O(n^(2k)) 或 O(n^2 * k)?
另外，函数必须是连续的吗？
O(n^2 * k)，函数不需要连续。
我认为 k = o(n) 是不可能的，因为您可能需要为输入的每个中缀（子字符串/连续子序列）至少计算最小二乘。仅这些就花费了您的 Ω(n^3) OP 和您的 O(n) 算法黑盒。问题的其余部分暗示像我提出的那样的 DP 解决方案是所需的解决方案，所以 O(n^2 * k) 可能是问题设置者的错误，或者您遗漏了一些信息？

标签： algorithm dynamic-programming

【解决方案1】：

如果您可以对n^2 中的某些段进行最小二乘，那么使用动态编程很容易在n^2 k^2 中执行您想要的操作。您可能只能将其优化为单个 k。

【讨论】：

【解决方案2】：

（这对你的家庭作业来说太晚了，但希望它对你有帮助。）
首先是 python / numpy 中的动态编程，仅适用于k = 4，帮助您了解动态编程的工作原理；一旦你理解了这一点，为任何 k 编写一个循环应该很容易。
此外，Cost[] 是一个二维矩阵，空间 O(n^2)；下到空间 O(n k) 见文末注释

#!/usr/bin/env python
""" split4.py: min-cost split into 4 pieces, dynamic programming k=4 """

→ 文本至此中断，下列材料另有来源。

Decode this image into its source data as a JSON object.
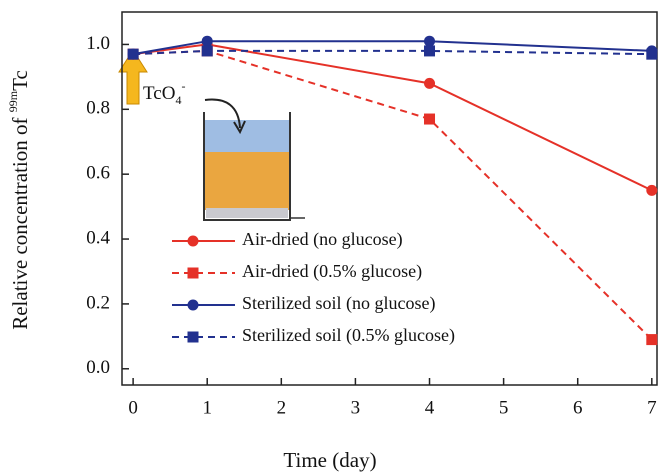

from __future__ import division
import numpy as np

__version__ = "2014-03-09 mar denis"

#...............................................................................
def split4( Cost, verbose=1 ):
    """ split4.py: min-cost split into 4 pieces, dynamic programming k=4
        min Cost[0:a] + Cost[a:b] + Cost[b:c] + Cost[c:n]
        Cost[a,b] = error in least-squares line fit to xy[a] .. xy[b] *including b*
        or error in lsq horizontal lines, sum (y_j - av y) ^2 for each piece --

          o--
        o-
             o---
                 o----
        | |  |   |
        0 2  5   9

        (Why 4 ? to walk through step by step, then put in a loop)
    """
        # speedup: maxlen 2 n/k or so

    Cost = np.asanyarray(Cost)
    n = Cost.shape[1]
        # C2 C3 ... costs, J2 J3 ... indices of best splits
    J2 = - np.ones(n, dtype=int)  # -1, NaN mark undefined / bug
    C2 = np.ones(n) * np.NaN
    J3 = - np.ones(n, dtype=int)
    C3 = np.ones(n) * np.NaN

        # best 2-splits of the left 2 3 4 ...
    for nleft in range( 1, n ):
        J2[nleft] = j = np.argmin([ Cost[0,j-1] + Cost[j,nleft]  for j in range( 1, nleft+1 )]) + 1
        C2[nleft] =                 Cost[0,j-1] + Cost[j,nleft]
            # an idiom for argmin j, min value c together

        # best 3-splits of the left 3 4 5 ...
    for nleft in range( 2, n ):
        J3[nleft] = j = np.argmin([ C2[j-1] + Cost[j,nleft]  for j in range( 2, nleft+1 )]) + 2
        C3[nleft] =                 C2[j-1] + Cost[j,nleft]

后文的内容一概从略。